Writing tests using Selenium
I have been working on relevant templates features of openwisp-controller on-and-off for the last couple of months. The goal is to only show templates that can be applied to the device. Every time I made an improvement, something broke. Being implemented in JavaScript, it didn’t have any automated tests and my manual testing, let’s say, was not holistic. But it was time to change this.
This was my first time writing testing for UI using selenium. Luckily,
dockerize-openwisp
already has some tests for UI so I took them as reference.
I learn something new about Django almost every day while working on OpenWISP
and this week was no different. Django provides a
LiveServerTestCase
class. It behaves just like TransactionTestCase
but also launches a live
Django server in the background. Due to this live server, it is possible to make
UI testing a part of the existing test suite.

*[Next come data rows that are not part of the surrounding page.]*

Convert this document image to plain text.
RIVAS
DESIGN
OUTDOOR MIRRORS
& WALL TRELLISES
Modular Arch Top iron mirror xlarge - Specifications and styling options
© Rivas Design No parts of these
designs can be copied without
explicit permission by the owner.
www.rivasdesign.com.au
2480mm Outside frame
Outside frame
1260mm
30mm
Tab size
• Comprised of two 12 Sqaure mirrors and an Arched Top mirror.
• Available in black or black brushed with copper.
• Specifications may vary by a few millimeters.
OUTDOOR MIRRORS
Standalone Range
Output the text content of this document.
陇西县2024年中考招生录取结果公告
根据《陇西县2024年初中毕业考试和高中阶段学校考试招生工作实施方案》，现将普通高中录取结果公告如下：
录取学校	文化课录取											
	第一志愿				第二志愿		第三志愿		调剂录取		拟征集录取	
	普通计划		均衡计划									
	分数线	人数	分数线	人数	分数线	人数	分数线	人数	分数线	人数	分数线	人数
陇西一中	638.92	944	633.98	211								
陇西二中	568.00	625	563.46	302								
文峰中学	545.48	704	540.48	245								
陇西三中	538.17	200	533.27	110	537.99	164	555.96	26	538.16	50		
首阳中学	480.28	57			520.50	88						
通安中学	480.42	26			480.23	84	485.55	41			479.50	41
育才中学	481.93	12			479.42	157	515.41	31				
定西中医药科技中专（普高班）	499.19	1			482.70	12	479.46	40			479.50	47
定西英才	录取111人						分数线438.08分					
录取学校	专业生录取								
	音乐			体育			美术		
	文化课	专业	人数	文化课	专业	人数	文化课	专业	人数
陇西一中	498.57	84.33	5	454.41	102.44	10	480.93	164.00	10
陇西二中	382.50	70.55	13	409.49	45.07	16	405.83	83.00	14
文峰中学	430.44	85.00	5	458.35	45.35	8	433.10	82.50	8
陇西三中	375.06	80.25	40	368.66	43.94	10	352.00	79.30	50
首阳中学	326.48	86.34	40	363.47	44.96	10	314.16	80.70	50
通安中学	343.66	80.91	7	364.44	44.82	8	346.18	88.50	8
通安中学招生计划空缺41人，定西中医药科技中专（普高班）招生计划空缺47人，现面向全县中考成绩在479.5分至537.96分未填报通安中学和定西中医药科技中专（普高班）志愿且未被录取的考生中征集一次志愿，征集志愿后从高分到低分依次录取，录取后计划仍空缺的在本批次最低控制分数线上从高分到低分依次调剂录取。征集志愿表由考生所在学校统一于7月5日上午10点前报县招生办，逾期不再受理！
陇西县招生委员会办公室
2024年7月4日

But there was a catch. LiverServerTestCase
uses two different threads, one for
the live server and another for running the test case. This multi-threaded
nature does not play well with the in-memory SQLite database used for running
tests in openwisp-controller. The two threads share the same connection to the
database, hence errors like “database locked” popped up when both threads tried
to access the database at the same time. This was happening frequently at
tearDown
of a test when the database is rolled back to a clean state. With a
little bit of tinkering, I ensured that the live server was not executing any
query on the database by adding a delay after selenium is done testing actions.
This was a suggestion given in Django’s documentation and it worked.